Question

A uniform rigid rod of mass M and length L is hinged at one end as shown in the adjacent figure. A force P is applied at a distance of $\frac{2L}{3}$ from the hinge so that the rod swings to the right.

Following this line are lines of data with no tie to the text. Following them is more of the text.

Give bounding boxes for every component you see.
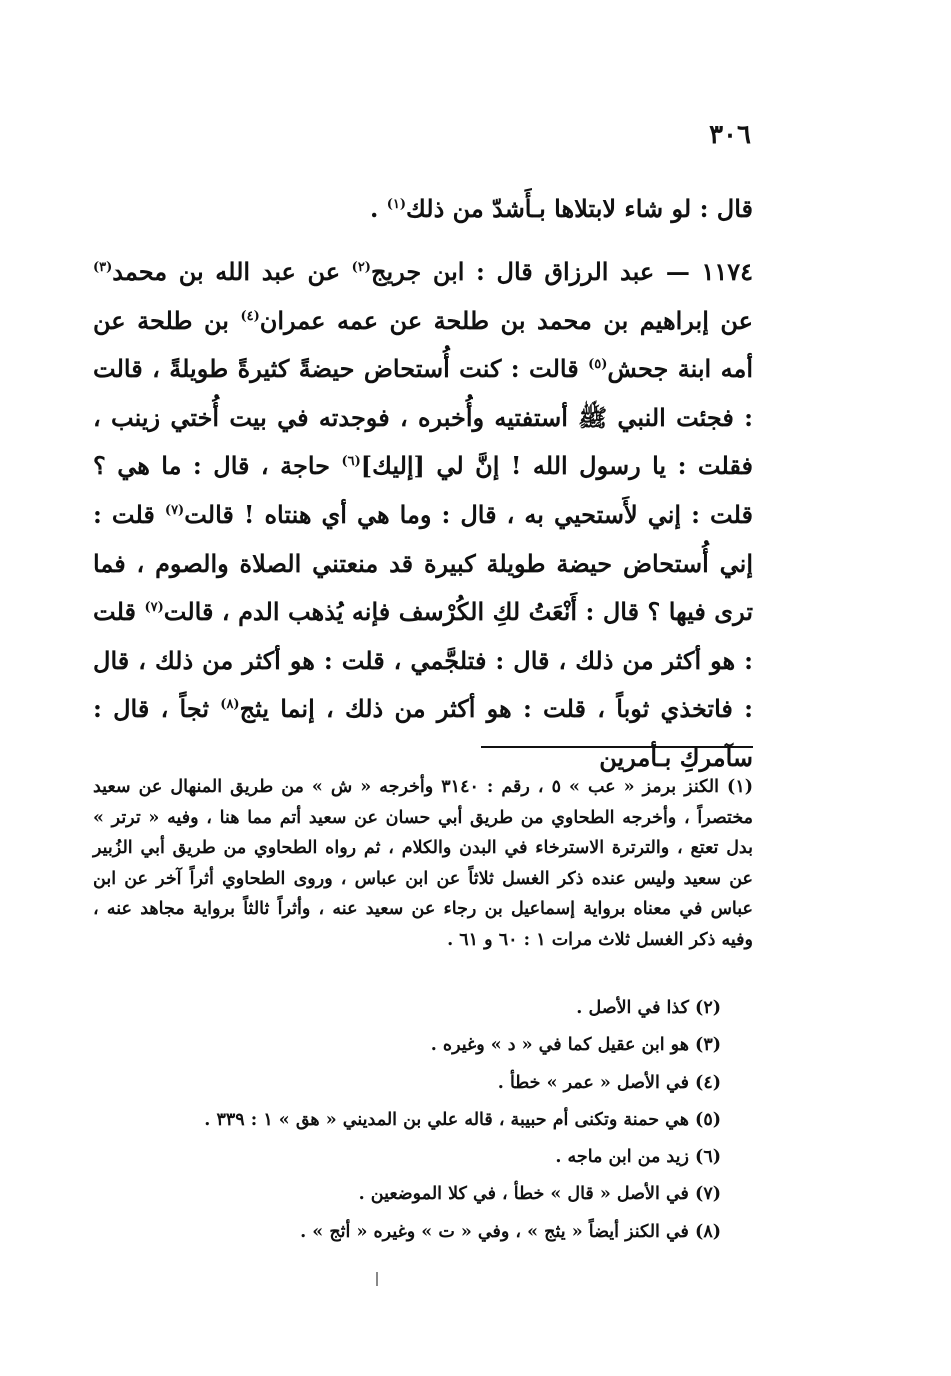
- footnote-ref-6: (٦): [341, 454, 361, 470]
- footnote-8: (٨) في الكنز أيضاً « يثج » ، وفي « ت » وغيره « أثج » .: [300, 1221, 721, 1242]
- footnote-2: (٢) كذا في الأصل .: [576, 998, 721, 1018]
- hadith-text: قلت : هو أكثر من ذلك ، قال : فتلجَّمي ، قلت : هو أكثر من ذلك ، قال : فاتخذي ثوباً ، قلت : هو أكثر من ذلك ، إنما يثج: [93, 597, 753, 724]
- hadith-text: عن إبراهيم بن محمد بن طلحة عن عمه عمران: [259, 305, 753, 335]
- hadith-text: قلت : إني أُستحاض حيضة طويلة كبيرة قد منعتني الصلاة والصوم ، فما ترى فيها ؟ قال : أَنْعَتُ لكِ الكُرْسف فإنه يُذهب الدم ، قالت: [93, 499, 753, 627]
- footnote-6: (٦) زيد من ابن ماجه .: [555, 1147, 721, 1168]
- footnote-5: (٥) هي حمنة وتكنى أم حبيبة ، قاله علي بن المديني « هق » ١ : ٣٣٩ .: [204, 1109, 721, 1130]
- footnote-ref-5: (٥): [588, 357, 608, 373]
- footnote-ref-3: (٣): [93, 260, 113, 275]
- hadith-text: قالت : كنت أُستحاض حيضةً كثيرةً طويلةً ، قالت : فجئت النبي ﷺ أستفتيه وأُخبره ، فوجدته في بيت أُختي زينب ، فقلت : يا رسول الله ! إنَّ لي [إليك]: [93, 354, 754, 481]
- footnote-list: [121, 990, 721, 1251]
- footnote-ref-4: (٤): [240, 308, 260, 324]
- footnote-4: (٤) في الأصل « عمر » خطأ .: [497, 1072, 721, 1093]
- footnote-3: (٣) هو ابن عقيل كما في « د » وغيره .: [430, 1035, 721, 1056]
- scan-speck: [376, 1272, 378, 1286]
- footnote-ref-1: (١): [386, 197, 407, 212]
- footnote-1: (١) الكنز برمز « عب » ٥ ، رقم : ٣١٤٠ وأخرجه « ش » من طريق المنهال عن سعيد مختصراً ، وأخرجه الطحاوي من طريق أبي حسان عن سعيد أتم مما هنا ، وفيه « ترتر » بدل تعتع ، والترترة الاسترخاء في البدن والكلام ، ثم رواه الطحاوي من طريق أبي الزُبير عن سعيد وليس عنده ذكر الغسل ثلاثاً عن ابن عباس ، وروى الطحاوي أثراً آخر عن ابن عباس في معناه برواية إسماعيل بن رجاء عن سعيد عنه ، وأثراً ثالثاً برواية مجاهد عنه ، وفيه ذكر الغسل ثلاث مرات ١ : ٦٠ و ٦١ .: [93, 777, 753, 950]
- hadith-text: حاجة ، قال : ما هي ؟ قلت : إني لأَستحيي به ، قال : وما هي أي هنتاه ! قالت: [93, 451, 753, 529]
- continuation-line: [93, 186, 753, 232]
- footnote-ref-7: (٧): [164, 502, 185, 518]
- hadith-paragraph: [93, 248, 753, 783]
- hadith-text: بن طلحة عن أمه ابنة جحش: [93, 305, 754, 384]
- footnote-ref-8: (٨): [220, 697, 240, 713]
- page-number: ٣٠٦: [709, 120, 751, 150]
- continuation-text: قال : لو شاء لابتلاها بـأَشدّ من ذلك: [406, 194, 753, 223]
- footnote-7: (٧) في الأصل « قال » خطأ ، في كلا الموضعين .: [358, 1184, 721, 1205]
- footnote-ref-2: (٢): [351, 260, 371, 275]
- footnote-divider: [481, 746, 753, 748]
- hadith-text: عن عبد الله بن محمد: [112, 257, 352, 286]
- hadith-text: ثجاً ، قال : سآمركِ بـأمرين: [93, 694, 753, 772]
- hadith-text: ١١٧٤ — عبد الرزاق قال : ابن جريج: [370, 257, 753, 286]
- continuation-end: .: [370, 194, 387, 223]
- footnote-ref-7: (٧): [144, 600, 164, 616]
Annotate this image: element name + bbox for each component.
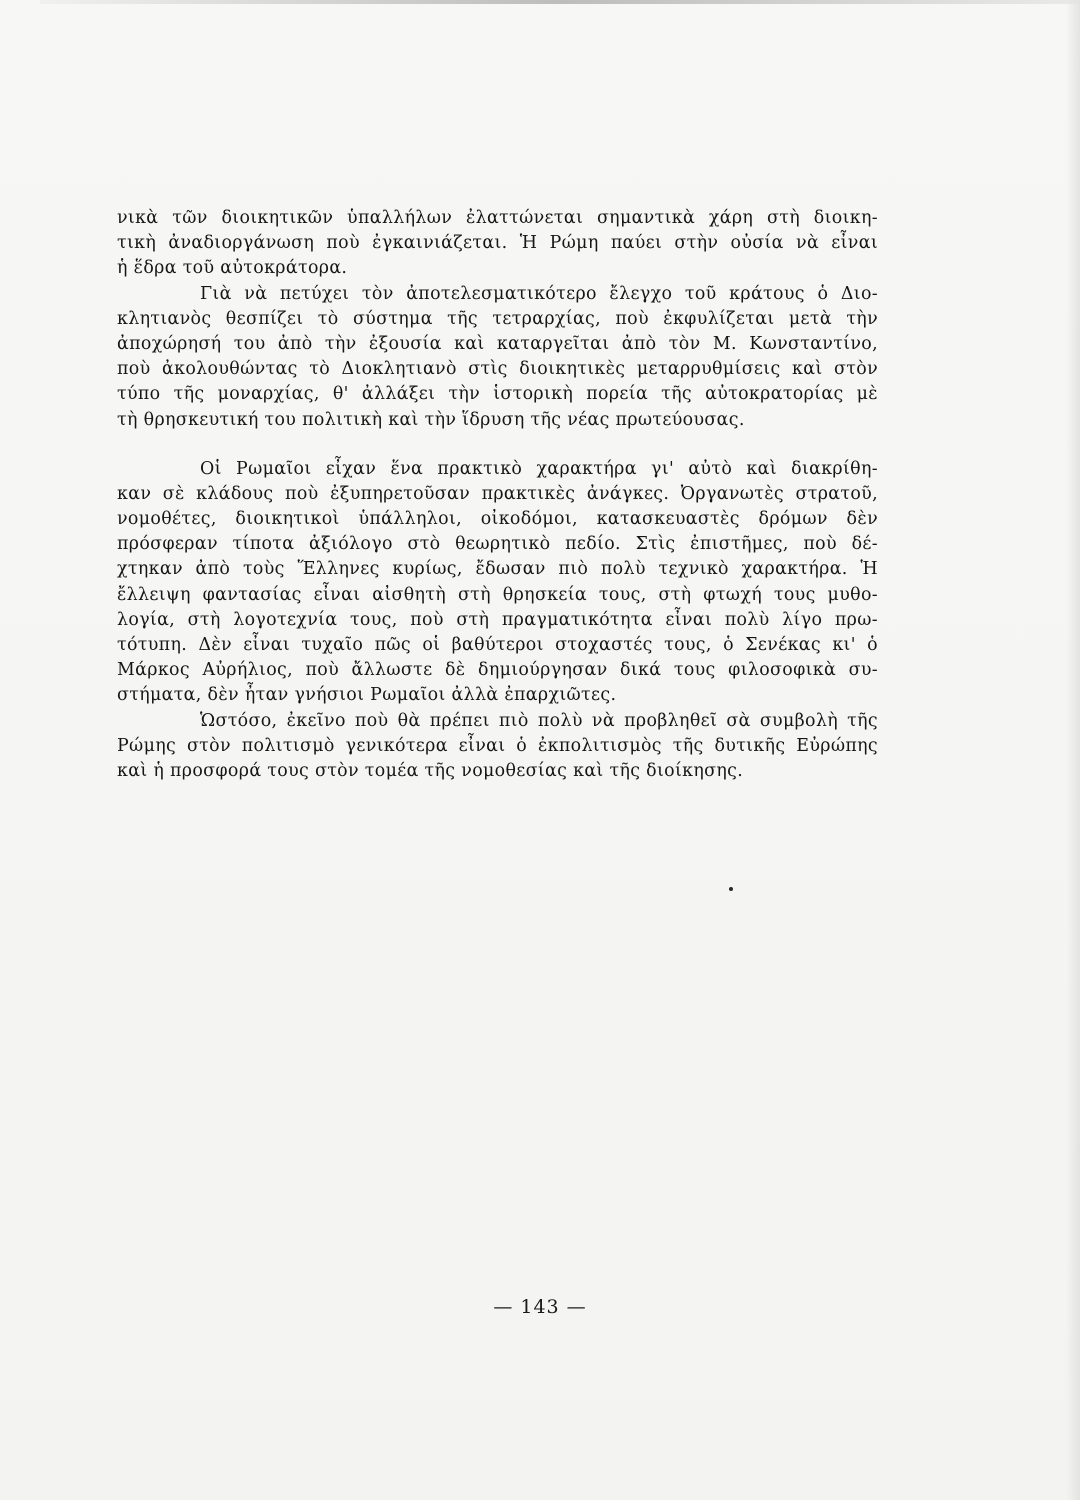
text-line: τύπο τῆς μοναρχίας, θ' ἀλλάξει τὴν ἱστορικὴ πορεία τῆς αὐτοκρατορίας μὲ (117, 384, 878, 405)
text-line: λογία, στὴ λογοτεχνία τους, ποὺ στὴ πραγματικότητα εἶναι πολὺ λίγο πρω- (117, 609, 878, 630)
body-text (117, 206, 878, 784)
text-line: Ὡστόσο, ἐκεῖνο ποὺ θὰ πρέπει πιὸ πολὺ νὰ προβληθεῖ σὰ συμβολὴ τῆς (200, 710, 878, 731)
ink-speck (729, 887, 733, 891)
text-line: Ρώμης στὸν πολιτισμὸ γενικότερα εἶναι ὁ ἐκπολιτισμὸς τῆς δυτικῆς Εὐρώπης (117, 735, 878, 756)
text-line: τικὴ ἀναδιοργάνωση ποὺ ἐγκαινιάζεται. Ἡ Ρώμη παύει στὴν οὐσία νὰ εἶναι (117, 233, 878, 254)
text-line: νικὰ τῶν διοικητικῶν ὑπαλλήλων ἐλαττώνεται σημαντικὰ χάρη στὴ διοικη- (117, 208, 878, 228)
paragraph-2 (117, 282, 878, 433)
text-line: ἔλλειψη φαντασίας εἶναι αἰσθητὴ στὴ θρησκεία τους, στὴ φτωχή τους μυθο- (117, 584, 878, 605)
paragraph-3 (117, 457, 878, 709)
text-line: νομοθέτες, διοικητικοὶ ὑπάλληλοι, οἰκοδόμοι, κατασκευαστὲς δρόμων δὲν (117, 509, 878, 530)
text-line: ἀποχώρησή του ἀπὸ τὴν ἐξουσία καὶ καταργεῖται ἀπὸ τὸν Μ. Κωνσταντίνο, (117, 333, 878, 354)
text-line: καὶ ἡ προσφορά τους στὸν τομέα τῆς νομοθεσίας καὶ τῆς διοίκησης. (117, 760, 744, 781)
text-line: πρόσφεραν τίποτα ἀξιόλογο στὸ θεωρητικὸ πεδίο. Στὶς ἐπιστῆμες, ποὺ δέ- (117, 534, 878, 555)
scan-top-edge-shadow (40, 0, 1080, 4)
text-line: τὴ θρησκευτική του πολιτικὴ καὶ τὴν ἵδρυση τῆς νέας πρωτεύουσας. (117, 409, 745, 430)
text-line: Οἱ Ρωμαῖοι εἶχαν ἕνα πρακτικὸ χαρακτήρα γι' αὐτὸ καὶ διακρίθη- (200, 458, 878, 479)
text-line: τότυπη. Δὲν εἶναι τυχαῖο πῶς οἱ βαθύτεροι στοχαστές τους, ὁ Σενέκας κι' ὁ (117, 635, 878, 655)
text-line: κλητιανὸς θεσπίζει τὸ σύστημα τῆς τετραρχίας, ποὺ ἐκφυλίζεται μετὰ τὴν (117, 308, 878, 329)
paragraph-1 (117, 206, 878, 282)
text-line: Μάρκος Αὐρήλιος, ποὺ ἄλλωστε δὲ δημιούργησαν δικά τους φιλοσοφικὰ συ- (117, 660, 878, 681)
text-line: ποὺ ἀκολουθώντας τὸ Διοκλητιανὸ στὶς διοικητικὲς μεταρρυθμίσεις καὶ στὸν (117, 359, 878, 380)
paragraph-4 (117, 709, 878, 785)
paragraph-gap (117, 433, 878, 457)
text-line: χτηκαν ἀπὸ τοὺς Ἕλληνες κυρίως, ἔδωσαν πιὸ πολὺ τεχνικὸ χαρακτήρα. Ἡ (117, 559, 878, 580)
text-line: ἡ ἕδρα τοῦ αὐτοκράτορα. (117, 258, 348, 279)
text-line: καν σὲ κλάδους ποὺ ἐξυπηρετοῦσαν πρακτικὲς ἀνάγκες. Ὀργανωτὲς στρατοῦ, (117, 483, 878, 504)
page-number: — 143 — (493, 1296, 587, 1318)
text-line: στήματα, δὲν ἦταν γνήσιοι Ρωμαῖοι ἀλλὰ ἐπαρχιῶτες. (117, 685, 617, 706)
text-line: Γιὰ νὰ πετύχει τὸν ἀποτελεσματικότερο ἔλεγχο τοῦ κράτους ὁ Διο- (200, 283, 878, 304)
scan-right-edge (1066, 0, 1080, 1500)
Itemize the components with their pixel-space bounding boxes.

The horizontal reaction at the hinge is

• A. -P
• B. 0
• C. $\frac{P}{3}$
• D. $\frac{2P}{3}$

Answer 1

The correct option is B

0

at this moment
$\omega =0$
but $\alpha \ne 0\text{[start of rotation]}$

$\overrightarrow{a_{CM}}=\overrightarrow{a_r}+\overrightarrow{a_t}$

(because centre of mass is in circular motion at a radius $\frac{L}{2})$

$\overrightarrow{a_r}=0[\therefore \omega =0]$

${\overrightarrow{a}}_{CM}=\overrightarrow{a_t}=\frac{L}{2}\alpha \left(\hat{i}\right)$

Torque, $T=I\alpha \text{(about hinge)}$

Taking moment about A,

$P\times \frac{2L}{3}=\frac{M{L}^2}{3}\alpha$

$\alpha =\frac{2P}{ML}$

${\overrightarrow{a}}_{CM}=\frac{L}{2}\times \frac{2P}{ML}\hat{i}$

${\overrightarrow{a}}_{CM}=\frac{P}{M}\hat{i}$

Let R be the reaction in horizontal direction at hinge:
[In horizontal direction]

$(\Sigma \overrightarrow{f}{)}_{ext}=M{\overrightarrow{a}}_{CM}$

$P+R=M{a}_{CM}$

$P+R=M\times \frac{P}{M}$

$P+R=P$
$R=0$